Il rapporto con i cani e gli studenti del Liceo De André è iniziato lunedì scorso. L'approccio agli animali comincia con un affiancamento da parte dei volontari che forniscono alcune semplici istruzioni, specie a chi tra loro non ha mai preso un cane al guinzaglio. Per questi ultimi vengono scelti i cani più piccoli di taglia e mansueti che scalpitano perché non vedono l'ora di uscire per la passeggiata.

"Bellissima esperienza" dice emozionata Giada, studentessa all'ultimo anno di Liceo, mentre porta a spasso un cane di taglia piccola che sembra quasi che sorrida assieme alla sua nuova compagna di giochi ed avventure. " Non ho mai vissuto senza cani - dice Chiara mentre accompagna un altro buffo cagnetto fuori dal suo abituale recinto -  A casa ho un volpino ancora piccolo, di cinque mesi, è arrivato dopo la morte di un altro volpino di 16 anni avvenuta lo scorso ottobre". Elisa, visibilmente emozionata spiega invece che al momento non ha cani" Ne avevo uno che mi è morto da molti anni, e ha vissuto a lungo,  fino a 22 anni. Venire qua è un'emozione incredibile, a me piaccono molto gli animali e sono molto contenta di vivere questa nuova esperienza alla Lida". 

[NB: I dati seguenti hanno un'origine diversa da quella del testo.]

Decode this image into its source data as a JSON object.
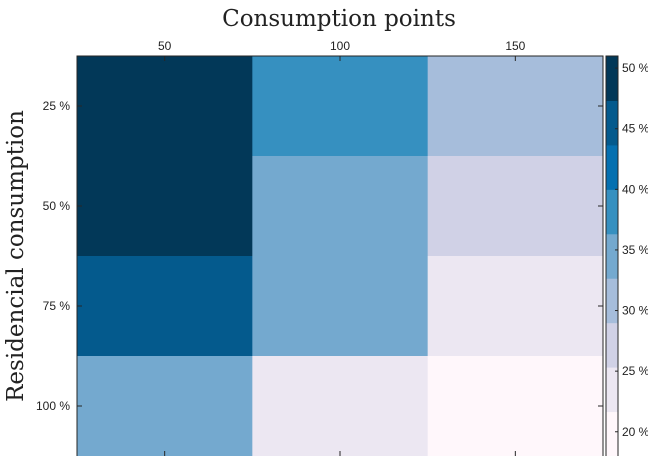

"Siamo felicissimi di questa iniziativa, siamo molto contenti anche perché da parte degli studenti la risposta è stata immediata, perché hanno sentito come un qualcosa di importante fare questo percorso. La professoressa Gusinu ha curato il progetto e io lo seguo come referente dell'alternanza scuola-lavoro. Il progetto Fratelli Minori,  essendo un percorso formativo con attività di volontariato, rientra perfettamente nell'attività di formazione non solo professionale, ma anche della persona. Ringraziamo il canile che ha dato questa disponibilità ai ragazzi di fare un'esperienza fuori dal comune e speriamo che molti di loro continuino a rimanere vicini ai cani della Lida anche dopo questa particolare esperienza scolastica." Così dichiara Emanuela Cicu, professoressa di storia dell'Arte.

" Sono emozionatissima - così esordisce  la professoressa Stefania Gusinu, ideatrice del progetto Fratelli Minori - perché questo progetto me lo porto nel cuore da quando sono diventata insegnante e da quando mi sono trasferita in Sardegna. Ho sempre vissuto in Piemonte, dove tutto questo randagismo non esiste.  Ho sempre frequentato la Gallura e una volta trasferita ad Olbia il mio proposito è stato quello di realizzare un progetto di sensibilizzazione delle nuove generazioni. È importante far conoscere da vicino - non solo agli studenti  - il fenomeno dell'abbandono degli animali. Loro fino a giugno staranno per qualche ora direttamente ai posti di "combattimento" contro questa terribile pratica che a volte finisce in maniera drammatica, con dei veri e propri maltrattamenti o l'uccisione dell'animale. Per tutti gli studenti sarà anche un'esperienza di volontariato bellissima, e i cani sapranno restituire con affetto incondizionato il loro grande impegno gratuito". 

Il progetto Fratelli Minori è stato accolto molto favorevolmente da tutto il corpo docente del Liceo Artistico e Liceo Musicale Fabrizio De André di Olbia che è ora automaticamente candidato a diventare fulgido esempio, per tutti gli istituti scolastici italiani, di educazione e volontariato attivo per la causa contro gli abbandoni degli animali.